We transplanted the remote sensing absorption-based phytoplankton carbon algorithm (R17) from Roy et al. [15] into field $a_{ph}^{*}$(676) and $a_{\mathrm{LH}}^{*}$(676) to obtain vertical profiles of C and size-partitioned phytoplankton carbon in the SCS. The accuracy of a^m was an important factor affecting the accuracy of C and size-partitioned phytoplankton carbon estimations. Different values of a^m were chosen according to the 95% quantile values in the $a_{ph}^{*}$(676) and $a_{\mathrm{LH}}^{*}$(676) datasets, respectively. For $a_{ph}^{*}$(676), the values of R, MAE, and bias between estimated and field C_p were 0.58, 2.14, and 0.62, respectively, and for a_pg(676) the values were 0.53, 1.9, and 1.39, respectively. The algorithm performed well for field data from the SCS. The vertical profiles of C and size-partitioned phytoplankton carbon in the SCS were then derived from field $a_{ph}^{*}$(676) and $a_{\mathrm{LH}}^{*}$(676).
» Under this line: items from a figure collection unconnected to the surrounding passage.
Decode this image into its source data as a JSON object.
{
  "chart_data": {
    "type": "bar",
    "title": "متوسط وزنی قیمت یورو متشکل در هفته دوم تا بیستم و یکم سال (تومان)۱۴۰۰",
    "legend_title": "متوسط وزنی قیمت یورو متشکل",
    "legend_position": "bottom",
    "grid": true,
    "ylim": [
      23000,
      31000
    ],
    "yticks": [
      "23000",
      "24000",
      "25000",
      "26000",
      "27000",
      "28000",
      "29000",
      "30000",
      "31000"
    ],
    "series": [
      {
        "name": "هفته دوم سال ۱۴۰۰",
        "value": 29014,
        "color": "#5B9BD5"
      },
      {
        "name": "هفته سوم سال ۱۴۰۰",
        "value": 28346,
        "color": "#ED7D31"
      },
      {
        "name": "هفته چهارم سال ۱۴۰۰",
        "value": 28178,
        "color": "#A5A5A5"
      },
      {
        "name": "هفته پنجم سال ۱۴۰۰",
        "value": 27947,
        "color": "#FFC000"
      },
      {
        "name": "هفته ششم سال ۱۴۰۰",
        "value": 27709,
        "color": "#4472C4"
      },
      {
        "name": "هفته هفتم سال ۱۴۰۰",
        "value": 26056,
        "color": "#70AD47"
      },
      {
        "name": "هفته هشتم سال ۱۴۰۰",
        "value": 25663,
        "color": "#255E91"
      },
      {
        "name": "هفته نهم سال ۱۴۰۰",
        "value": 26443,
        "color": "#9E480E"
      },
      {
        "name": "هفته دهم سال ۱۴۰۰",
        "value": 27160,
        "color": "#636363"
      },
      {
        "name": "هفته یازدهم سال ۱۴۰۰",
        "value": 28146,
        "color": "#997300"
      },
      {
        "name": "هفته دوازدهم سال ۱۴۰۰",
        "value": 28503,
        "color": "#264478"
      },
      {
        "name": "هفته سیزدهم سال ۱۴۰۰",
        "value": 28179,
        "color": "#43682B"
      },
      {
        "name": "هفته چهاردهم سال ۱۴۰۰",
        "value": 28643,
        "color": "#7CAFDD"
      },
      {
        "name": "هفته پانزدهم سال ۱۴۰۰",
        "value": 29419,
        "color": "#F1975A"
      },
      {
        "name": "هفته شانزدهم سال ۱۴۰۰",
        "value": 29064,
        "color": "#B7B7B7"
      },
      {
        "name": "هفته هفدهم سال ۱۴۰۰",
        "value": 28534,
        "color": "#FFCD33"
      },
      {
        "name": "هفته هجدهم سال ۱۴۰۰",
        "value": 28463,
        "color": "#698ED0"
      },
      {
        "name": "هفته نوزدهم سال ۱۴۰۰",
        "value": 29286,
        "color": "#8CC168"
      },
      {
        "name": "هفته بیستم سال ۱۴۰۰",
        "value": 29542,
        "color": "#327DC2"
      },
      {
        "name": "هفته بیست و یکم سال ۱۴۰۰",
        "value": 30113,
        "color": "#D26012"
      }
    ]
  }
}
The vertical profiles of C and C_p displayed Gaussian distributions, and the CML appeared at the bottom of the euphotic zone and the top of the nutricline in the stratified open SCS basin. Picophytoplankton was the dominant phytoplankton carbon contributor within the whole euphotic zone. The dominant picophytoplankton species varied from Synechococcus-like cyanobacteria at surface to pico-sized haptophytes at the CML. We detected strong covariation between C and Chla, and they can be converted to each other through an accurate value of $\chi$. These results show the vertical profiles of phytoplankton biomass from the perspective of carbon mass and provide basic information for understanding primary production, the carbon cycle, and climate change in the SCS.